TCHS grad recalls the impact of sites in Jerusalem during Holy Week

Posted

In early 2019, my husband, Joseph, and I were able to take a group of people from our church to the Holy Land for the trip of a lifetime. We were able to see many of the places that I had read about in Scripture, from Jordan to Galilee to Nazareth to Bethlehem and more. One of the most prominent places, though, was the Holy City itself- Jerusalem. We spent multiple days exploring the city, and my eyes were opened to the reality of what it would have been like at the time of Christ even though we were touring it thousands of years later.
Touring Jerusalem was an emotional experience in so many ways, but nothing sticks out to me more than the Sunday morning that we spent in the Garden of Gethsemane. While churches across the world met to worship together, we were able to worship under the same trees (yes, they are thousands of years old!) that Jesus Himself shed the first drops of blood for us underneath.
The word “Gethsemane” means “olive press,” and if you ever get a chance to travel to Israel, you will likely see an olive press at some point (or you can Google it to find a visual image)- it is a huge, wheel-like stone that it put into a circular trough, and used to crush the oil out of the olives that sit in the trough. The magnitude of a stone that large on top of small olives shows the irony of the place where Jesus went that night, on what would have been Thursday night of Holy Week, being named “olive press”. As we read in Luke 22:44, it says “being in agony he prayed more earnestly; and his sweat became like great drops of blood falling from the ground” (ESV). In this, we begin to see how Jesus was “crushed for our iniquities” (Isaiah 53:5, ESV) and this was only the beginning of the pain that He went through for us on what we know as Easter weekend.
Joseph read a story a few years ago about someone in modern times who suffered from hematohidrosis or the sweating of blood condition that Jesus suffered that night as He prayed for the cup to be taken from Him. This man had been in a motorcycle wreck, and had broken almost every single bone in his body- can you imagine what that would feel like, and how that kind of pain and agony would cause one to literally sweat blood? Jesus, who was not in a wreck and had not even gone through any physical pain yet, felt that same pressure and weight of what He was about to endure on the cross for the sins of the world. He asked for the cup to be taken, yet surrendered to the will of the Father for our sake when He said “nevertheless, not my will, but yours be done” (Luke 22:42, ESV). He did this for you, for me, and for every person in this world so that we could experience forgiveness for our sins.
On this Holy Week, I pray that you have a chance to reflect on what Jesus did for the sins of all, so that we may have eternal life in heaven. That Sunday morning, as we sang the song “How Deep the Father’s Love for Us,” I was able to reflect on the immense love that He has for us, and recommit my life to wholeheartedly following Him. May those same words resonate in your heart this Easter weekend.

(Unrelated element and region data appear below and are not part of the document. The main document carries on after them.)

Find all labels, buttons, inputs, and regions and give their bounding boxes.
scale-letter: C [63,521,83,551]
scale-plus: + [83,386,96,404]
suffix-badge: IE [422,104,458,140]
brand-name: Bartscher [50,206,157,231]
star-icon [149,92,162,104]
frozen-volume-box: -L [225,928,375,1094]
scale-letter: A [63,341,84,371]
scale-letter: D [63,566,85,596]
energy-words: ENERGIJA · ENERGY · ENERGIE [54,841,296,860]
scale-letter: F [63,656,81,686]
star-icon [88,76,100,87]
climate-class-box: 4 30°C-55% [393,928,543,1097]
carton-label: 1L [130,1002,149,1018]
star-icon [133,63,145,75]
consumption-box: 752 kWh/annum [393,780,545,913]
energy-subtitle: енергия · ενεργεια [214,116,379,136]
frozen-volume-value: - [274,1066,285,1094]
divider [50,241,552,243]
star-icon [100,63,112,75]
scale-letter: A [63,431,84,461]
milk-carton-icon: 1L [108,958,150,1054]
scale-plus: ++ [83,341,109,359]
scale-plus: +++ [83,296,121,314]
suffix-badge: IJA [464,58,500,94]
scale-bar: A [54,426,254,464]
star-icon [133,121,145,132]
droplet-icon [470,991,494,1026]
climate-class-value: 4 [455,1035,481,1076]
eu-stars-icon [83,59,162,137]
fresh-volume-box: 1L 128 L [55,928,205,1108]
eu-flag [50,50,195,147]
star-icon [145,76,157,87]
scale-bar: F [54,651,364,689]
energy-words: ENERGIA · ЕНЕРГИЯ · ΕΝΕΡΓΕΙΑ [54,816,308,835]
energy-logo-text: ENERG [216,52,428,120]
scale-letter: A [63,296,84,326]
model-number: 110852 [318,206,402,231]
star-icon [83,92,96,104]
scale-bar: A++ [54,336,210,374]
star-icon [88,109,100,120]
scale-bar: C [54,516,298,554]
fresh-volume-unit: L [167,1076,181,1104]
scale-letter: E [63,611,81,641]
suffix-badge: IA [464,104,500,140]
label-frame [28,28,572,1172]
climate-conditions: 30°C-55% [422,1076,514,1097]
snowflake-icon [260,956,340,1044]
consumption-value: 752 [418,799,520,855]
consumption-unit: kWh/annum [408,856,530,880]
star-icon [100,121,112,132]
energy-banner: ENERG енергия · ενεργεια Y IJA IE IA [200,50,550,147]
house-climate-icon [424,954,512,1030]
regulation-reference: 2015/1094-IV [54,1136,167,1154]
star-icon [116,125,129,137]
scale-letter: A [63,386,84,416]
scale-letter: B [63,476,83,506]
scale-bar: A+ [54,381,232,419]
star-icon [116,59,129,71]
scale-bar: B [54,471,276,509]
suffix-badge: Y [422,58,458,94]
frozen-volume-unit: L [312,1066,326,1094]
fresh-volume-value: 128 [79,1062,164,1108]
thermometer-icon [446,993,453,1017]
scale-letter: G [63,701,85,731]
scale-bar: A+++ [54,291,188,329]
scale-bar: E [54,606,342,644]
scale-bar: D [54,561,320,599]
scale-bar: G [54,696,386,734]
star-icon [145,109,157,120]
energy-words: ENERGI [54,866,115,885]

“I will not boast in anything,
No gifts, no power, no wisdom;
But I will boast in Jesus Christ,
His death and resurrection!
What should I gain from His reward?
I cannot give an answer.
But this I know with all my heart;
His wounds have paid my ransom.”
If you ever have the opportunity to travel to the Holy Land, I strongly encourage you to do so! The Bible will become real to you as you walk the same places that Jesus and other Biblical characters walked. We are excited to be taking our second trip in May 2024, and I encourage you to seek out an opportunity to go if you ever get a chance!
Joseph and Mary Fowler live in Ruston, Louisiana, where he is the pastor of Cook Baptist Church, and she teaches math at Ruston High School. They have a son, Isaac,2, and by the time of this publication, a daughter, Elizabeth Jo. Mary is a 2012 graduate of TCHS.